We performed a single-center observational study with both prospective and retrospective components. The included patients (n = 128) received a planned regimen of indefinite valganciclovir prophylaxis post transplant, regardless of donor (D)/recipient (R) CMV serostatus. Real-time polymerase chain reaction assay for detection of CMV in BAL was prospectively performed over a 1-year period. Clinical data were reviewed retrospectively; median follow-up was 24.8 months (range 1–93 months).
Sixty-five patients (50.6%) discontinued valganciclovir prophylaxis, either temporarily or permanently, with a primary cause of mild leukopenia.
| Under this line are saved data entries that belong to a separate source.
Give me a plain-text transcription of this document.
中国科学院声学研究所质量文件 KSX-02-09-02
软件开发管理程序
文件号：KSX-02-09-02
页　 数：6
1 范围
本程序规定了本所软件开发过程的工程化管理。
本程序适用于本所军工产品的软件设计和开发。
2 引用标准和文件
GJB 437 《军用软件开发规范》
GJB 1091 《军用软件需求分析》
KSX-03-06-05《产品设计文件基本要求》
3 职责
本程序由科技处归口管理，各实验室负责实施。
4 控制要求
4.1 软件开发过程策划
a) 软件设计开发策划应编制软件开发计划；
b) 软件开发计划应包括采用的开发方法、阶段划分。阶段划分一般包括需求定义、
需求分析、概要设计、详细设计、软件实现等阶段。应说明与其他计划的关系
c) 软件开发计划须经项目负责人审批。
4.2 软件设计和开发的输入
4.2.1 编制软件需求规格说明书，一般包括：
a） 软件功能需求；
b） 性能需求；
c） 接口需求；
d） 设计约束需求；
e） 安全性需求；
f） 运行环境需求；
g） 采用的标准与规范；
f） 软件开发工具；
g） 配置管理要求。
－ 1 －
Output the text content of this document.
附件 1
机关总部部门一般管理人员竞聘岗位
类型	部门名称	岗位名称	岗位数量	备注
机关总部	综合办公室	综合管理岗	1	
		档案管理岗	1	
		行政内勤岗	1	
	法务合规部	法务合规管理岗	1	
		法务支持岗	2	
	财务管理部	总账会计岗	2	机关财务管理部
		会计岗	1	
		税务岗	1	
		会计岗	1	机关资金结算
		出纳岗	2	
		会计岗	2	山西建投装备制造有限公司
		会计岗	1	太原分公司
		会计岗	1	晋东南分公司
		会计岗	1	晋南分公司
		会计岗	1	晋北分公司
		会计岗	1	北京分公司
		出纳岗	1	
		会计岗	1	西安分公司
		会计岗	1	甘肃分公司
Six cases of CMV disease were identified (4.7%), with no significant difference between those who were on continuous prophylaxis or not (4.6% vs. 4.9%; P = non-significant [ns]). However, those who discontinued prophylaxis showed an increased incidence of laboratory-detected CMV infection (40.7% vs. 12.7%; P = 0.001). High-risk D+/R− patients did not demonstrate a significantly increased incidence of CMV disease (8.1% vs. 3.3% other serotypes; P = ns). Three patients (2.3%) developed valganciclovir-resistant CMV disease. Molecular detection of CMV in BAL fluid was significantly more sensitive than shell vial culture. However, BAL CMV viral load was not predictive of subsequent disease development.
Extended valganciclovir prophylaxis for all lung transplant recipients led to a low incidence of CMV disease and resistance. In such low-incidence populations, routine quantitation of CMV in BAL did not confer significant clinical benefit over non-quantitative methods in prediction of CMV disease onset.